The protests themselves are sprawling and contested. Activists, rights groups and local monitors provide conflicting counts: one U.S.-based group, HRANA, has verified the deaths of 490 protesters and 48 security personnel and reports more than 10,600 arrests in recent weeks; other tallies place deaths in the dozens. Protesters have taken to streets across provinces, driven by economic collapse, hyperinflation and political grievances, and security responses have been heavy-handed in many locales.
The shift to satellite connectivity brings cybersecurity risks that imperil both protesters and ordinary users. Security firm Lookout has identified spyware campaigns using Starlink-themed lures, including a family of malicious Android packages labeled with names such as “Earth VPN” and “Comodo VPN.” One sample uploaded under an APK filename tied to “starlink_vpn” was linked to spyware capable of harvesting call logs, location data, SMS messages and audio recordings. Such tools pose grave risks to activists, patients and health workers relying on ad hoc networks.

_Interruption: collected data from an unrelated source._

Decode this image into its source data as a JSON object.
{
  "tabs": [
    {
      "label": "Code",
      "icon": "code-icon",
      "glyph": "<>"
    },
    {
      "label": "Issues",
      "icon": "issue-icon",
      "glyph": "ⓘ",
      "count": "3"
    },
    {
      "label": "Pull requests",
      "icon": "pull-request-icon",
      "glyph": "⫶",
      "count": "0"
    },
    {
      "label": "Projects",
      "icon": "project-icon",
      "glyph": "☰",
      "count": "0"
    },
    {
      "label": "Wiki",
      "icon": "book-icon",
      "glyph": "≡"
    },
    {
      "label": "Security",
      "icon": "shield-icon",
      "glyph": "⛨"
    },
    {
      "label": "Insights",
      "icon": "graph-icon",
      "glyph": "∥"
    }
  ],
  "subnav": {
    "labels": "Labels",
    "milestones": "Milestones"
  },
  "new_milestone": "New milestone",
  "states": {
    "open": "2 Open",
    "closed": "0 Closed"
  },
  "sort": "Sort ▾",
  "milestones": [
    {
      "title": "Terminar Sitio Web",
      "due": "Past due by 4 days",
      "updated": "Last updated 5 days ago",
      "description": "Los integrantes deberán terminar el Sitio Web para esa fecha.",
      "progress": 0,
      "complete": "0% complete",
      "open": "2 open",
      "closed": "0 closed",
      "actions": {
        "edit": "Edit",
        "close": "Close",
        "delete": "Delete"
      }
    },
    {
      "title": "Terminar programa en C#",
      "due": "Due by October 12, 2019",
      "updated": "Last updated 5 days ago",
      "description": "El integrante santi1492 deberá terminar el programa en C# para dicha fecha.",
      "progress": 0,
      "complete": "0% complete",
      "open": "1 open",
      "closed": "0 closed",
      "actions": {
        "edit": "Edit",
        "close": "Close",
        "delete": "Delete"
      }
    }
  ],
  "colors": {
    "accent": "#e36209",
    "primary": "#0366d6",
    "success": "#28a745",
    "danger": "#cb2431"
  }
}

International precedent complicates policy choices. Starlink has been used in other conflict zones and has at times been subject to temporary restrictions to avoid exacerbating military risks. For humanitarian actors and public health officials, the current situation underscores a pressing need: protecting basic communications as an element of health care and human dignity while safeguarding privacy and preventing surveillance-driven harm. Without concerted international safeguards and equitable access measures, satellite lifelines may feed essential information to some while exposing others to new forms of danger.